Apesar disso, segundo o MPF, os aditivos de prorrogação antecipada formalizados até o momento não observam o pleno cumprimento da exigência de novos investimentos. O contrato de concessão da Rumo Malha Paulista S/A, por exemplo, estipula o pagamento, a título de valor de outorga, de 155 parcelas trimestrais de R$ 88,9 milhões diretamente à ANTT. Para o MPF, a previsão de pagamento de outorga à União motivada apenas pela prorrogação antecipada contraria a lei.
Segundo a nota técnica, a medida destina ao Tesouro Nacional valores que deveriam ser utilizados pelas empresas para tornar as ferrovias mais eficientes e modernas. Assim, a cláusula configura “apropriação indevida de recursos destinados obrigatoriamente a investimentos na melhoria da infraestrutura de transportes, em flagrante contrariedade ao Art. 6 da Lei 13.448/17 e aos objetivos perseguidos pela política pública de estímulo à ampliação de investimentos na cadeia logística nacional”.

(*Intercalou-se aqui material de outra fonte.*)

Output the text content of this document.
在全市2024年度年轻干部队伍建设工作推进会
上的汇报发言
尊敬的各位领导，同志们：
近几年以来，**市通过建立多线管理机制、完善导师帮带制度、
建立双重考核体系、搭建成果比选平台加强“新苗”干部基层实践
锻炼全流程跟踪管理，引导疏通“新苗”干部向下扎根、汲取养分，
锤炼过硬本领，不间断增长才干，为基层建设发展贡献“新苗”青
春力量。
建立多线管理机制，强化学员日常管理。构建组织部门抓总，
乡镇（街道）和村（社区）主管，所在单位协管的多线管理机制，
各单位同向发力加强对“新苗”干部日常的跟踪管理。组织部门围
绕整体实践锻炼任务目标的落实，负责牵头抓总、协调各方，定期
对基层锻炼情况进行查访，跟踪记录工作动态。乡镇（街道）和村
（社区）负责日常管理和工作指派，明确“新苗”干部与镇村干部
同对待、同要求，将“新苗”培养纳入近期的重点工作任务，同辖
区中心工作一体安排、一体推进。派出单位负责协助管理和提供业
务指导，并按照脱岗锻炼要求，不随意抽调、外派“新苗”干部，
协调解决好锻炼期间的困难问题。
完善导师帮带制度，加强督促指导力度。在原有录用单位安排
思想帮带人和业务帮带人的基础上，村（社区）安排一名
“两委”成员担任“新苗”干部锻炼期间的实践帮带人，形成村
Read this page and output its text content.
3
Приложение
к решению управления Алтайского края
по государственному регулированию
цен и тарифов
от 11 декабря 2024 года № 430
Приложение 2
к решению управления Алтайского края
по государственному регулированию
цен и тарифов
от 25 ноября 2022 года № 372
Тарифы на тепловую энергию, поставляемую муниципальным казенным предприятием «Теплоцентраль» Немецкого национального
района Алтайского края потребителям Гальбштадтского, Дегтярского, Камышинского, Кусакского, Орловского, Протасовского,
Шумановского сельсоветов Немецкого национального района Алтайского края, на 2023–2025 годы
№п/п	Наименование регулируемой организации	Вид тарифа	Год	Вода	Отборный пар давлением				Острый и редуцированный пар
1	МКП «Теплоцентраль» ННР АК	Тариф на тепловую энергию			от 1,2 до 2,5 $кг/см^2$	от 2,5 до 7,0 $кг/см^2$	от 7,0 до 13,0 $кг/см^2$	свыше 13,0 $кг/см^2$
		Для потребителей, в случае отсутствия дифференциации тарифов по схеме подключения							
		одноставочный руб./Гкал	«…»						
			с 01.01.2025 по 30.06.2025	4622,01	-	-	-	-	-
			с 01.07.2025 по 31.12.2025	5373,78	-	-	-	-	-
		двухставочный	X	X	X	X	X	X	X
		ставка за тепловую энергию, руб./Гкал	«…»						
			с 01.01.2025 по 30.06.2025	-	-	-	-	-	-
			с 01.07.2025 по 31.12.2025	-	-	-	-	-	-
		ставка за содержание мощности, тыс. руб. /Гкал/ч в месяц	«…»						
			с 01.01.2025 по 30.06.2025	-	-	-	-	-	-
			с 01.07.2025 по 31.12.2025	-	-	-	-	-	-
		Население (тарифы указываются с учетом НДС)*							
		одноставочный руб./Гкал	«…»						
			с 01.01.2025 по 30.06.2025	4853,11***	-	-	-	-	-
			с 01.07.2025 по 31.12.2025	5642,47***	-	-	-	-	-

Outro problema apontado pela nota técnica é a existência de cláusulas prevendo o acréscimo no valor de outorga nos casos em que as empresas deixam de cumprir obrigações contratuais de investimento, como acontece nos aditivos de prorrogação da Malha Paulista e da Estrada de Ferro Vitória-Minas. Segundo o MPF, essa penalidade representa “forte desestímulo para que as concessionárias realizem os investimentos obrigatórios estipulados pelos respectivos aditivos contratuais”.
A nota técnica argumenta que, embora esteja prevista na lei, a obrigação de pagar adicional de outorga como penalidade pela não realização de obras de infraestrutura desestimula novos investimentos no setor, contrariando a própria finalidade da legislação. Muitas vezes, é mais vantajoso para as empresas pagar a multa a fazer os investimentos devidos nas malhas. Assim, a medida seria uma espécie de “premiação ao concessionário pela não realização do investimento, causando grave prejuízo ao atingimento do motivo fundamental que justifica a prorrogação contratual”.
A 3CCR lembra que “a realização de novos investimentos é o cerne que fundamenta a possibilidade de prorrogação antecipada das concessões ferroviárias”. A Lei nº 13.448/2017 criou o instituto justamente para reparar problemas e desafios históricos no setor, buscando viabilizar a realização imediata de novos investimentos em projetos de parceria e sanear contratos vigentes, quando a continuidade da concessão se mostrar inviável. Outro objetivo da prorrogação antecipada é viabilizar investimentos que se mostraram necessários, mas não estavam previstos no contrato original. Assim, as cláusulas que preveem acréscimo no valor de outorga – seja em razão da própria prorrogação antecipada da concessão, seja por motivo de inadimplemento de obrigação contratual – contrariam a legislação e devem ser retiradas dos aditivos.